Jesu Juva
“Mary’s Song, Our Song”
Text: Luke 1:46-55
It is instructive to note who God uses to
accomplish His work. Abraham was an idolater. Jacob was a heel and a deceiver
of his own family - selling out his brother and then deceiving his father.
Moses was a murderer, Amos a shepherd. Peter, James, and John were fishermen.
And Mary - well, she was a nobody. Her claim to fame .
. . well, she didn’t have any claim to fame. All we know about her was that she
lived in Nazareth and was betrothed to a man named Joseph. If you were going to
pick someone to be the mother of our Lord, Mary would not have been it.
But that’s how God works, setting us up for His
biggest surprise of all - for who would be the Saviour
of the world. A baby born not in splendor or glory, but in poverty and
lowliness, in a manger, from a virgin who was on the verge of her fiancé
divorcing her and putting her away discretely, to consign her to a life of
quiet shame.
This one, God says, is the one. The Father of all
mankind looked on the humbled estate of his servant and chose
her. Not because she earned it or deserved it. That was as impossible for Mary
as it is for you. No, this choosing was pure grace. Completely
undeserved. All mercy. All of
God and not of man . . . or woman. And so this maiden nobody would have
ever heard of, becomes the one that from now on all generations will
called blessed.
Blessed, because He
who is mighty has done great things for her. For that is what it
means to be blessed - to be the recipient of blessing from the hand of the holy
one.
And you have been so blessed, though we do
not always realize it. In fact, all people are so blessed. God gives daily
bread to everyone without our prayer, even to all evil people, but we pray that
He may lead us to realize this and to receive our daily bread with
thanksgiving (Small
Catechism, explanation to the Fourth Petition of the Lord’s Prayer). Mary did, and so said: My
soul magnifies the Lord, and my spirit rejoices in God my Savior. Even
though her blessing began with an unexpected child and ended with the
heart-piercing grief of seeing that fruit of her womb crucified.
So Mary received from the Lord in faith -
in the faith that all from the hand of the Lord is for good, not for shame; for
our salvation, not for harm. Sometimes that takes a lot of faith to
believe, as you know from your own life. When it seems as if
God is sending things into your life that are not good. Things that
you’d really rather not have to endure. Things that bring
hardship, suffering, pain, or grief. But just as God often does His
greatest work through humble and lowly people, so He often does His greatest
work through these humble and lowly and seemingly-not-good things. Unexpected, and so marvelous and wonderous.

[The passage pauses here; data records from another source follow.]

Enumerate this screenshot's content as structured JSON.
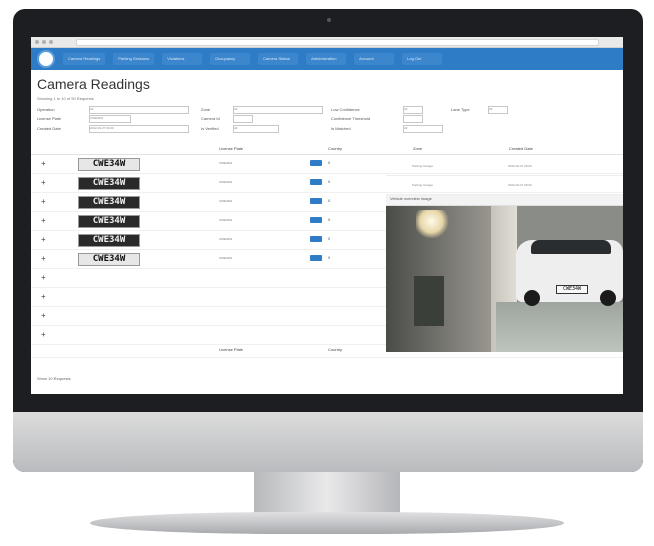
{
  "nav": {
    "items": [
      "Camera Readings",
      "Parking Sessions",
      "Violations",
      "Occupancy",
      "Camera Status",
      "Administration",
      "Account",
      "Log Out"
    ]
  },
  "page": {
    "title": "Camera Readings",
    "subtitle": "Showing 1 to 10 of 90 Requests"
  },
  "filters": {
    "operation_label": "Operation",
    "operation_value": "All",
    "license_plate_label": "License Plate",
    "license_plate_value": "CWE34W",
    "created_date_label": "Created Date",
    "created_date_value": "2022-09-27 00:00",
    "zone_label": "Zone",
    "zone_value": "All",
    "camera_id_label": "Camera Id",
    "verified_label": "Is Verified",
    "verified_value": "All",
    "low_conf_label": "Low Confidence",
    "low_conf_value": "All",
    "conf_threshold_label": "Confidence Threshold",
    "matched_label": "Is Matched",
    "matched_value": "All",
    "lane_type_label": "Lane Type",
    "lane_type_value": "All"
  },
  "table": {
    "headers": {
      "license_plate": "License Plate",
      "country": "Country",
      "zone": "Zone",
      "created_date": "Created Date"
    },
    "rows": [
      {
        "plate": "CWE34W",
        "lp": "CWE34W",
        "country": "0"
      },
      {
        "plate": "CWE34W",
        "lp": "CWE34W",
        "country": "0"
      },
      {
        "plate": "CWE34W",
        "lp": "CWE34W",
        "country": "0"
      },
      {
        "plate": "CWE34W",
        "lp": "CWE34W",
        "country": "0"
      },
      {
        "plate": "CWE34W",
        "lp": "CWE34W",
        "country": "0"
      },
      {
        "plate": "CWE34W",
        "lp": "CWE34W",
        "country": "0"
      }
    ],
    "empty_row_count": 4,
    "footer_headers": {
      "license_plate": "License Plate",
      "country": "Country"
    },
    "footer_text": "Show 10 Requests"
  },
  "right_panel": {
    "rows": [
      {
        "zone": "Parking Garage",
        "date": "2022-09-27 09:00"
      },
      {
        "zone": "Parking Garage",
        "date": "2022-09-27 09:00"
      }
    ],
    "image_caption": "Vehicle overview image",
    "car_plate_text": "CWE34W"
  },
  "colors": {
    "navbar": "#2f7cc6",
    "accent": "#2f7cc6"
  }
}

And example 1-A of that is
not only Jesus, but the cross that He hung on. That God would give life by
dying. That He would exalt by becoming lowly. That He would heal by being
wounded. That He would make rich by becoming poor. That He would bless by
becoming a curse.
But He does so because that’s where we are.

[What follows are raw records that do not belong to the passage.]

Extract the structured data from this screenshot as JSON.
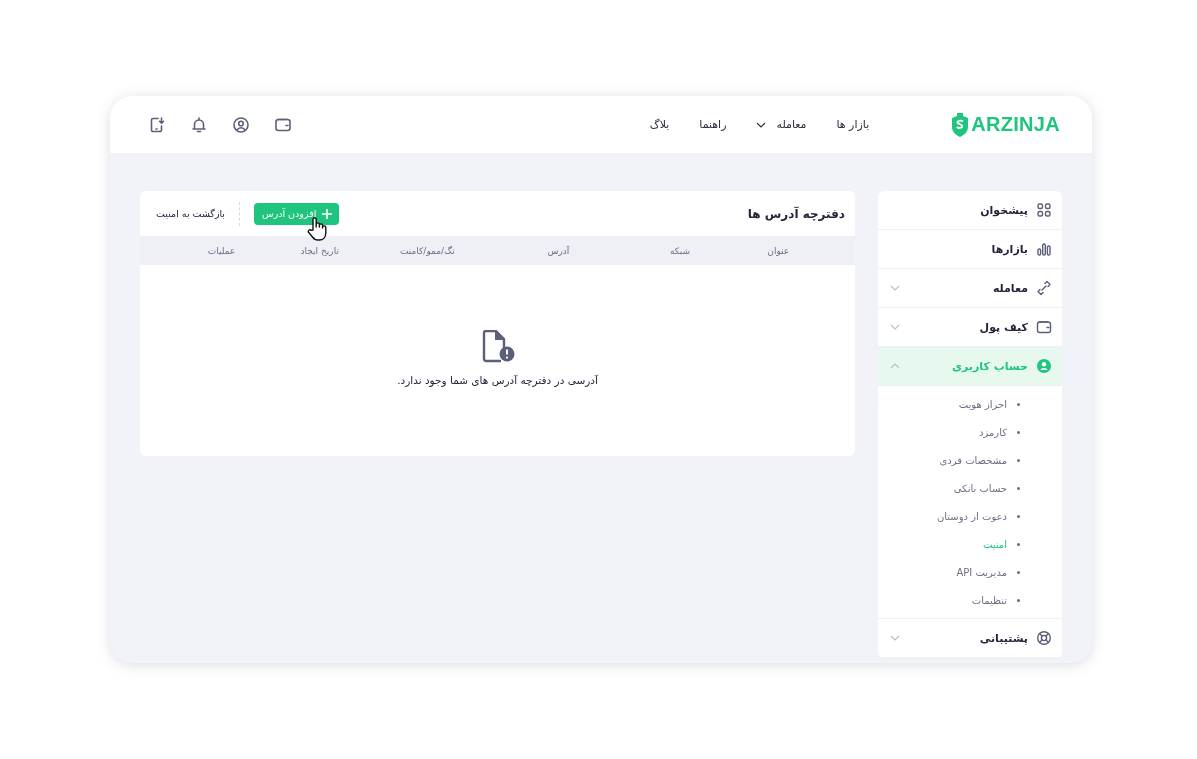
{
  "header": {
    "logo": "ARZINJA",
    "nav": [
      {
        "label": "بازار ها",
        "has_dropdown": false
      },
      {
        "label": "معامله",
        "has_dropdown": true
      },
      {
        "label": "راهنما",
        "has_dropdown": false
      },
      {
        "label": "بلاگ",
        "has_dropdown": false
      }
    ],
    "icons": [
      {
        "kind": "wallet"
      },
      {
        "kind": "user"
      },
      {
        "kind": "bell"
      },
      {
        "kind": "download-app"
      }
    ]
  },
  "sidebar": {
    "items": [
      {
        "kind": "dashboard",
        "label": "پیشخوان",
        "expandable": false,
        "selected": false
      },
      {
        "kind": "markets",
        "label": "بازارها",
        "expandable": false,
        "selected": false
      },
      {
        "kind": "trade",
        "label": "معامله",
        "expandable": true,
        "expanded": false,
        "selected": false
      },
      {
        "kind": "wallet",
        "label": "کیف پول",
        "expandable": true,
        "expanded": false,
        "selected": false
      },
      {
        "kind": "account",
        "label": "حساب کاربری",
        "expandable": true,
        "expanded": true,
        "selected": true,
        "children": [
          {
            "label": "احراز هویت",
            "selected": false
          },
          {
            "label": "کارمزد",
            "selected": false
          },
          {
            "label": "مشخصات فردی",
            "selected": false
          },
          {
            "label": "حساب بانکی",
            "selected": false
          },
          {
            "label": "دعوت از دوستان",
            "selected": false
          },
          {
            "label": "امنیت",
            "selected": true
          },
          {
            "label": "مدیریت API",
            "selected": false
          },
          {
            "label": "تنظیمات",
            "selected": false
          }
        ]
      },
      {
        "kind": "support",
        "label": "پشتیبانی",
        "expandable": true,
        "expanded": false,
        "selected": false
      }
    ]
  },
  "address_book": {
    "title": "دفترچه آدرس ها",
    "add_button": "افزودن آدرس",
    "back_link": "بازگشت به امنیت",
    "table": {
      "columns": [
        "عنوان",
        "شبکه",
        "آدرس",
        "تگ/ممو/کامنت",
        "تاریخ ایجاد",
        "عملیات"
      ]
    },
    "empty_message": "آدرسی در دفترچه آدرس های شما وجود ندارد."
  }
}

Dying, lowly, wounded, poor, and cursed. He comes to us where we are, to raise
us to where He is; to do great things for us. And if we sometimes get
too full of ourselves, too prideful, too much thinking that we deserve anything
from Him . . . well, He’ll scatter the proud, bring down the high and
mighty, and send the rich away empty, in order that He might be
merciful, and gather us to Him, exalt us in Him, and fill us with Him. That we be truly blessed - not just with the things of this world
and life, but with that which will last to eternal life. For His mercy is
for those who fear Him, from generation to generation. To the end of time.
So God filled Mary with Jesus. And He fills you
with Jesus too. The same Spirit that overshadowed Mary and conceived a son in her, has come to you in Holy Baptism and conceived faith in
you. God has done great things for you and you have been so blessed. And
He who has done so, giving His Son for you and giving His Son to
you, will not stop giving, and blessing, and being merciful. He helped
His servant Israel, and He helps you too. He promised, and sealed that
covenant with the blood of Jesus.
So as Luther would say, we are beggars, it is
true. But it is good to be a beggar when God is the giver and blesser. For then coming with
nothing, we leave with everything, for we leave with Jesus. For that is the way
of it with God. Come with sin, leave with His righteousness. Come in lowliness,
leave with His glory. Come in poverty, leave with His riches. Come dying, leave
with His life.
And when you know that, when the Holy Spirit has
worked such faith in your heart and revealed this truth to you, the truth of
Jesus, who could not break forth in song like Mary did? And so we will. My
soul magnifies the Lord, and my spirit rejoices in God my Saviour,
we’re going to sing right now. For He has done great things for
you.
In the Name of the
Father, and of the (+) Son, and of the Holy Spirit. Amen.